If his devotion was total, its origin remained a mystery. As a child, he had gazed with wonder at the wax cadavers at the Anatomical Museum, but so had his three brothers, and not one of them had turned to Hippocrates’s art. There were no doctors in his line, not among the Krzelewskis of southern Poland, and certainly not among his mother’s people. At times, cornered by some peahen at one of her unbearable receptions, he endured a condescending speech on how medicine was a noble calling, that one day he would be rewarded for his kindness. But kindness was not interesting to him. His best answer to what drove his endless hours of study was the joy of study itself. He was not a person drawn to religious devotion, but it was in religion that he found the words: revelation, epiphany, the miracle of God’s creations, and by extension, the miracle of how God’s creations failed.

Study itself: this was, at least, the answer that he gave in his moments of greatest exultation. But there was another reason he had turned to medicine, one he only considered later in the hours of his doubt. Of the two other students he could call his friends, Feuermann was the son of a tailor, while Kaminski, who wore empty spectacles just to look older, was on a scholarship from the Sisters of Mercy. Although they never spoke of it, Lucius knew they all had come to medicine for its promise of social mobility. For Feuermann and Kaminski this meant up: from the slums of Leopoldstadt and the charity school. For Lucius, whose father came from an ancient Polish family that claimed descent from Japheth, son of Noah (yes, that Noah), and in whose mother’s veins coursed the same cerulean blood as that Great Liberator of Vienna and Savior of Western Civilization, Jan Sobieski, King of Poland, Grand Duke of Lithuania, Ruthenia, Prussia, Masovia, Samogitia, Livonia, Smolensk, Kiev, Volhynia, etc., etc.—for Lucius, such mobility meant not up, but out.

No, from the beginning he hadn’t belonged among them, an accidental sixth child born years after the doctor told his mother she couldn’t conceive again.
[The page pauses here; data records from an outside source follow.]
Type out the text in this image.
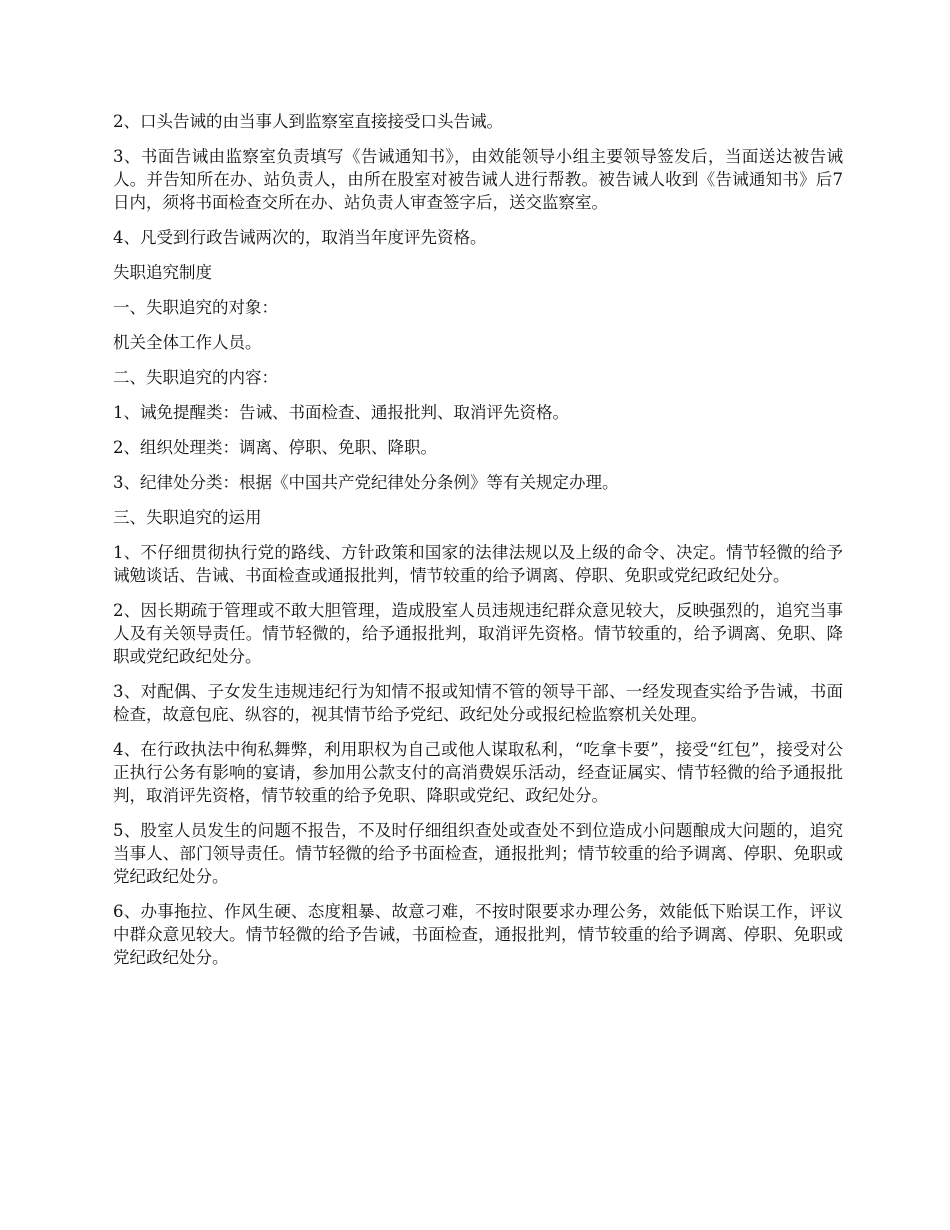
2、口头告诫的由当事人到监察室直接接受口头告诫。

3、书面告诫由监察室负责填写《告诫通知书》，由效能领导小组主要领导签发后，当面送达被告诫人。并告知所在办、站负责人，由所在股室对被告诫人进行帮教。被告诫人收到《告诫通知书》后7日内，须将书面检查交所在办、站负责人审查签字后，送交监察室。

4、凡受到行政告诫两次的，取消当年度评先资格。

失职追究制度

一、失职追究的对象：

机关全体工作人员。

二、失职追究的内容：

1、诫免提醒类：告诫、书面检查、通报批判、取消评先资格。

2、组织处理类：调离、停职、免职、降职。

3、纪律处分类：根据《中国共产党纪律处分条例》等有关规定办理。

三、失职追究的运用

1、不仔细贯彻执行党的路线、方针政策和国家的法律法规以及上级的命令、决定。情节轻微的给予诫勉谈话、告诫、书面检查或通报批判，情节较重的给予调离、停职、免职或党纪政纪处分。

2、因长期疏于管理或不敢大胆管理，造成股室人员违规违纪群众意见较大，反映强烈的，追究当事人及有关领导责任。情节轻微的，给予通报批判，取消评先资格。情节较重的，给予调离、免职、降职或党纪政纪处分。

3、对配偶、子女发生违规违纪行为知情不报或知情不管的领导干部、一经发现查实给予告诫，书面检查，故意包庇、纵容的，视其情节给予党纪、政纪处分或报纪检监察机关处理。

4、在行政执法中徇私舞弊，利用职权为自己或他人谋取私利，“吃拿卡要”，接受“红包”，接受对公正执行公务有影响的宴请，参加用公款支付的高消费娱乐活动，经查证属实、情节轻微的给予通报批判，取消评先资格，情节较重的给予免职、降职或党纪、政纪处分。

5、股室人员发生的问题不报告，不及时仔细组织查处或查处不到位造成小问题酿成大问题的，追究当事人、部门领导责任。情节轻微的给予书面检查，通报批判；情节较重的给予调离、停职、免职或党纪政纪处分。

6、办事拖拉、作风生硬、态度粗暴、故意刁难，不按时限要求办理公务，效能低下贻误工作，评议中群众意见较大。情节轻微的给予告诫，书面检查，通报批判，情节较重的给予调离、停职、免职或党纪政纪处分。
Were he not the spitting image of his father—tall and big-pawed, with skin pale as alabaster, a shock of blond hair fit for an Icelander, and old man’s ducktail eyebrows even as a little boy—he might have wondered if he was another’s child. But the flushes of ruddiness that gave his father the hale glow of a knight who has just removed his jouster’s helmet, in Lucius looked more like blotches of an embarrassed blush. Watching his brothers and sisters glide through his mother’s receptions, he could never understand their ease, their grace, their force. No matter what he tried—holding a stone in his pocket as a reminder to smile, writing lists of “Chatting Topics”—spontaneity eluded him. Before the parties, he would slink through the salon, attaching to each piece of artwork an idea for conversation: when he saw the portrait of Sobieski he was to speak of holidays; the bust of Chopin should spur him to ask about his guest. Yet, no matter how he prepared, it happened: there would be a moment, a pause—just a second—just a catch—before he—spoke. He could move easily through the shifting choreography of soft gowns and pressed field marshal trousers. But the moment that he approached a cluster of other children, their laughter stopped.